Basic RSpec of a generated PDF

require 'rubygems'
require 'pdf/reader'
require 'pdf/writer'
require 'spec'

class PageTextReceiver
  attr_accessor :content

  def initialize
    @content = []
  end

  # Called when page parsing starts
  def begin_page(arg = nil)
    @content << ""
  end

  def show_text(string, *params)
    @content.last << string.strip
  end

  # there's a few text callbacks, so make sure we process them all
  alias :super_show_text :show_text
  alias :move_to_next_line_and_show_text :show_text
  alias :set_spacing_next_line_show_text :show_text

  def show_text_with_positioning(*params)
    params = params.first
    params.each { |str| show_text(str) if str.kind_of?(String)}
  end
end

context "My generated PDF" do
  specify "should have the correct text on 2 pages" do

    # generate our PDF
    pdf = PDF::Writer.new
    pdf.text "Chunky", :font_size => 32, :justification => :center
    pdf.start_new_page
    pdf.text "Bacon", :font_size => 32, :justification => :center
    pdf.save_as("chunkybacon.pdf")

    # process the PDF
    receiver = PageTextReceiver.new
    PDF::Reader.file("chunkybacon.pdf", receiver)

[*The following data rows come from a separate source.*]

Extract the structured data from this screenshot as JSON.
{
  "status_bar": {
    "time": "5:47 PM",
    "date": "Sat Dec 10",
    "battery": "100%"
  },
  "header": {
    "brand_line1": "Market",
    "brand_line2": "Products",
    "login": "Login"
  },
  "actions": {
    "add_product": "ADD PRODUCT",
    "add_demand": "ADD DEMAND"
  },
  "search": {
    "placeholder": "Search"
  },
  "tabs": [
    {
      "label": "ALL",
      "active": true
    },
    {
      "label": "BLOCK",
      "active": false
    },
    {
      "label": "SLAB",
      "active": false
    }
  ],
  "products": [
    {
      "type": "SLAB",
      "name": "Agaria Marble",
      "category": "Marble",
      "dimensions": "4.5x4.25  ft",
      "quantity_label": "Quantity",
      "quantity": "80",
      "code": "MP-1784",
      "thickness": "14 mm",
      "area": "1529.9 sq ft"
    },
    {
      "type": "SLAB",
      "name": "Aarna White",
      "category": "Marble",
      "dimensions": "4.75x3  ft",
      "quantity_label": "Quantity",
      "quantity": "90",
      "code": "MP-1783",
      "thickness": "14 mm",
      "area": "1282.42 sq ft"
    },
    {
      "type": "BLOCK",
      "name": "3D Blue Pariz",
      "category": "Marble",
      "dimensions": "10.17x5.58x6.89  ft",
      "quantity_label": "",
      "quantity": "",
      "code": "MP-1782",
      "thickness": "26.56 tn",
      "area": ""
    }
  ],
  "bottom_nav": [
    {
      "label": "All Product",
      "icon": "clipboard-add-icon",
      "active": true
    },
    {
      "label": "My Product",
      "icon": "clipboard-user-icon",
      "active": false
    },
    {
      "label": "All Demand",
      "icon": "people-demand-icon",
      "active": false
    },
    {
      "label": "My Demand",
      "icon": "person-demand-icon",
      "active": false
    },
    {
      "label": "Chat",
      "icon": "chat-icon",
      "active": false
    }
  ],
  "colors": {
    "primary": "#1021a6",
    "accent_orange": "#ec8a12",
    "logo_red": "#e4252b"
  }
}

    # confirm the text appears on the correct pages
    receiver.content.size.should eql(2)
    receiver.content[0].should eql("Chunky")
    receiver.content[1].should eql("Bacon")
  end
end

Extract ISBNs

Parse all text in the requested PDF file and print out any valid book ISBNs. Requires the rbook-isbn gem.

require 'rubygems'
require 'pdf/reader'
require 'rbook/isbn'

class ISBNReceiver

  # there's a few text callbacks, so make sure we process them all
  def show_text(string, *params)
    process_words(string.split(/\W+/))
  end

  def super_show_text(string, *params)
    process_words(string.split(/\W+/))
  end

  def move_to_next_line_and_show_text (string)
    process_words(string.split(/\W+/))
  end

  def set_spacing_next_line_show_text (aw, ac, string)
    process_words(string.split(/\W+/))
  end

  private

  # check if any items in the supplied array are a valid ISBN, and print any 
  # that are to console
  def process_words(words)
    words.each do |word|
      word.strip!
      puts "#{RBook::ISBN.convert_to_isbn13(word)}" if RBook::ISBN.valid_isbn?(word)
    end
  end
end

receiver = ISBNReceiver.new
PDF::Reader.file("somefile.pdf", receiver)

Known Limitations

The order of the callbacks is unpredicable, and is dependent on the internal layout of the file, not the order objects are displayed to the user. As a consequence of this it is highly unlikely that text will be completely in order.

Occasionally some text cannot be extracted properly due to the way it has been stored, or the use of invalid bytes. In these cases PDF::Reader will output a little UTF-8 friendly box to indicate an unrecognisable character.